He nods his head and relaxes
against the door.

With a hollow thud, hands pound
against the door and pick up pace into a deafening rhythm.

“Go grab that chair,” Johnny
shouts, bracing himself against the door again.

April pulls one of the chairs
from a small waiting area adjacent to a set of offices. She drags it to Johnny
and he places his foot against the door to secure it until he can manage to firmly
set the chair against the knob, letting the feet dig into the carpet.

“That’s not going to hold for
very long,” he says as his eyes flash with fear. “Follow me.”

As they make their way to the
stairs, they hear the door give and the chair lightly thump against the carpet.

“Fuck!” Johnny shouts and pushes
April in front of him. “Go!”

They wind their way upward and
Johnny notices level twenty-eight as they pass a marker on the wall. Ten more
stories and they’ll be on the top floor, and he’s running out of ideas. His
legs are burning as he takes each step, but the adrenalin keeps him pushing
forward. The image of being devoured by the dead surges to the surface of his
mind and he pulls the pistol from his waistband. If he has to use it, he knows
he can. No matter what, he can’t let them take her. He watches as her hair
tousles along her back in front of him. Blood-stained streaks of blond flash
through his imagination. He wouldn’t look into her eyes if he had to do it. He
couldn’t bear the weight of her stare.

“Keep going, just keep moving!”
he shouts when he hears the dead below.

He can’t let it end this way, he
can’t manage another death on his hands.

“We’re running out of stairs,
Johnny,” she says, peering up to the final level.

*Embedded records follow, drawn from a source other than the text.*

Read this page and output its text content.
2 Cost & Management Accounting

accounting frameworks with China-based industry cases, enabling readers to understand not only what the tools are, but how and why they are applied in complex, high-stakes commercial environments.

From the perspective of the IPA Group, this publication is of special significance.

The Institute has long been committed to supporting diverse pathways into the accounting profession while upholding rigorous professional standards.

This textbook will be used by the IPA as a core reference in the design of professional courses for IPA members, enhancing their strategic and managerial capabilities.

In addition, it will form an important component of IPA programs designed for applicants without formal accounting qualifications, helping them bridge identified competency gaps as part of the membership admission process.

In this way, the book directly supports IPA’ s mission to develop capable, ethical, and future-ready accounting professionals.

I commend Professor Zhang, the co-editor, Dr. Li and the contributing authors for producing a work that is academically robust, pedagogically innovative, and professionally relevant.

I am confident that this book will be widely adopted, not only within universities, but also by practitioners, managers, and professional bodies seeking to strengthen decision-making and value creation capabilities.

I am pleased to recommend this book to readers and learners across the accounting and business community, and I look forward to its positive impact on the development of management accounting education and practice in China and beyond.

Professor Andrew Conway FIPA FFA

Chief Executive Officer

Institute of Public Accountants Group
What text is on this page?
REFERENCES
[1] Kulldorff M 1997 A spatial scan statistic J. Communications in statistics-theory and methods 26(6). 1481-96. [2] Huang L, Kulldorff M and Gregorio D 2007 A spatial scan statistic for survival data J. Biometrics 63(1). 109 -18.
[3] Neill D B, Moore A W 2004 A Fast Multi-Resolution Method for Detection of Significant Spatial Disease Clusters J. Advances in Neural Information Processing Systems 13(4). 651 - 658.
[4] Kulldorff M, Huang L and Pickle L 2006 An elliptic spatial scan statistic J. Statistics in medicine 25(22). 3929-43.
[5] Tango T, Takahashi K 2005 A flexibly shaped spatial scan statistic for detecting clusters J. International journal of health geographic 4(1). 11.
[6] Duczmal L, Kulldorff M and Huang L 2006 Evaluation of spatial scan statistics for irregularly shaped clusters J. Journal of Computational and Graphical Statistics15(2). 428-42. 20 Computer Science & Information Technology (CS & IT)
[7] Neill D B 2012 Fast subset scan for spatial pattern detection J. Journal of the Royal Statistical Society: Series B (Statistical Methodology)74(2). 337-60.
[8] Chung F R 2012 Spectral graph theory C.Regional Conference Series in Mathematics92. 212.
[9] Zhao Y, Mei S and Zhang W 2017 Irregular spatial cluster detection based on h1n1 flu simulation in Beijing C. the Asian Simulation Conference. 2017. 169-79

“Go through the door at the
top,” he replies, gripping the pistol tighter.

April pushes the door aside.
“Where are we?”

“It’s the penthouse,” he answers
and pushes the door closed. “They were remodeling it when…” he trails off as
the dead bombard the door.

They back away as bodies slam at
the door.

“I don’t want to die this way,”
April cries.

He looks at the gun in his hand
and back toward the door. The sound of the pounding recedes as his heart thumps
out a steady rhythm in his chest. He swallows and holds up the gun, aiming it
at the door. Fingernails drag in a screeching assault and the knob slowly
begins to turn.

“Johnny, over here,” April
shouts. “There’s more stairs.”

He turns just as the dead pour
through the doorway and runs to April at the base of a small set of stairs
situated between steel framing and plastic drop cloths.

She is halfway up the stairs
when Johnny reaches her. The moaning dead are already in and looming in the
darkness below, shuffling through the doorway and filling the entry.

He reaches out as April opens
the door, revealing storm soaked skies and pelting rain. Blue light shivers through
the rolling clouds overhead, nursing a boom of thunder in its wake. He slams
the door behind him and grabs a length of weathered board from the roof,
placing it against the handle as rain slaps his face.

He scours the roof, looking
beyond the vents and air-conditioning units. A few pieces of equipment litter
the roof. A swing stage lies against the edge of the roof next to a bosun’s
chair and lengths of rope used to clean the windows of the high-rise.

In a panic, Johnny sticks the
handgun in his waistband and grabs the spool of rope, tossing the end over the
roofline. He attaches the other end of the rope to a parapet clamp and fastens
it with a knot. He tests the line to make sure it is secure and looks over the
edge of the roof, watching the rope dangle in the wind and slap against the
side of the building like a thrashing snake.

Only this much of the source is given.